Le 24 mars 2024, alors que le nord de Gaza est au bord de la famine, les autorités israéliennes déclarent aux Nations unies qu'elles n'autoriseront plus le passage de convois alimentaires de l'UNRWA dans le nord de Gaza. Le même jour, les forces israéliennes ont tiré sur des personnes qui attendaient la distribution de nourriture sur un site situé au rond-point de Koweït.

Le 1er avril, une frappe aérienne israélienne a tué sept travailleurs humanitaires de la World Central Kitchen suite à trois frappes distinctes sur des véhicules portant le logo de la WCK dans une rue « désignée pour le passage de l'aide humanitaire ». Les trois voitures ont été frappées l'une après l'autre et ont été retrouvées détruites à près d'un kilomètre et demi de distance.
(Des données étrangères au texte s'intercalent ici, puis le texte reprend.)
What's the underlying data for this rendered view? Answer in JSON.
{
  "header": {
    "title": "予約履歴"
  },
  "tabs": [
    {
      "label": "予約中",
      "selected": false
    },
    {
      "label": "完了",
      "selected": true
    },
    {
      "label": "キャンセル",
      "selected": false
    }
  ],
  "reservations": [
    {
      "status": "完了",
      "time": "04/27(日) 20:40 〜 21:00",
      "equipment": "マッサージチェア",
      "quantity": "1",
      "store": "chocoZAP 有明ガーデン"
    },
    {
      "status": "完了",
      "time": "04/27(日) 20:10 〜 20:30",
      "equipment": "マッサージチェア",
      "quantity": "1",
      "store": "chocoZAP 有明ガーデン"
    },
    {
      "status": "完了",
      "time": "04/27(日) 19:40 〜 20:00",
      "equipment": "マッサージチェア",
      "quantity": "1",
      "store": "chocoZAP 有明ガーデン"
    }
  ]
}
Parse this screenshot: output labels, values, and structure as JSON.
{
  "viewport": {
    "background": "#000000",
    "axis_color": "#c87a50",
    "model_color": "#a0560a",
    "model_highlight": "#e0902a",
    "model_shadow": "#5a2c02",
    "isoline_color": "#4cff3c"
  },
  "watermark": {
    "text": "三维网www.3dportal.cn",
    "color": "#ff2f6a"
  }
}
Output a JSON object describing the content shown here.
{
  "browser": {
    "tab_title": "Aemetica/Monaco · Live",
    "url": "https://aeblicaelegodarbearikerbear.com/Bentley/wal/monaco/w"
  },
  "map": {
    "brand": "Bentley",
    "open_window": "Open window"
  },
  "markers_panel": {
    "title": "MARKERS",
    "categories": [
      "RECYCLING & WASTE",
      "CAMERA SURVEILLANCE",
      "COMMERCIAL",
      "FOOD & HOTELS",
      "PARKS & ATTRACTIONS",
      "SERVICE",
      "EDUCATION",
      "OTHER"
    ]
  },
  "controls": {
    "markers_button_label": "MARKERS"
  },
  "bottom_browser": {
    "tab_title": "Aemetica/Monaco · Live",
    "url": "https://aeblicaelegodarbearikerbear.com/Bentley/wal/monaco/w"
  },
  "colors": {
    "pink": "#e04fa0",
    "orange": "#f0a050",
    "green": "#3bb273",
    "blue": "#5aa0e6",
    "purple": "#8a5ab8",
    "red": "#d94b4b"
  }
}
Les frappes ont été autorisées par un colonel et supervisées par un major.

***

Voici un extrait du rapport (publié le 18 avril) de l'Independent Task Force on NSM-20, rédigé par Noura Erakat et Josh Paul, ancien fonctionnaire du département d'Etat : « Bien qu'Israël ait attribué les 34 000 victimes palestiniennes, dont 70% sont des femmes et des enfants, à la prétendue utilisation de civils comme boucliers humains par le Hamas, nous avons constaté que dans 11 des 16 incidents que nous avons analysés, Israël n'a même pas défini publiquement une cible militaire ou tenté de justifier l'attaque. Sur les cinq incidents restants, Israël a publiquement désigné des cibles, avec vérification dans deux cas, mais aucun avertissement de précaution n'a été donné et nous estimons que les dommages civils anticipés étaient connus et excessifs. »

Depuis qu'Antony Blinken a publié son rapport réaffirmant sa confiance en Israël pour utiliser son arsenal américain de manière responsable, Israël a fermé le point de passage de Rafah, forcé plus de 500 000 personnes à quitter la ville [1], recommencé à bombarder le camp de réfugiés de Jabalia déjà dévasté, frappé un camion d'aide de l'ONU par un drone, laissé 20 médecins américains bloqués à l'hôpital sans eau. Et les forces de sécurité israéliennes se sont retirées alors que des centaines de colons et de paramilitaires israéliens détruisaient les fournitures d'un convoi humanitaire et incendiaient deux des camions.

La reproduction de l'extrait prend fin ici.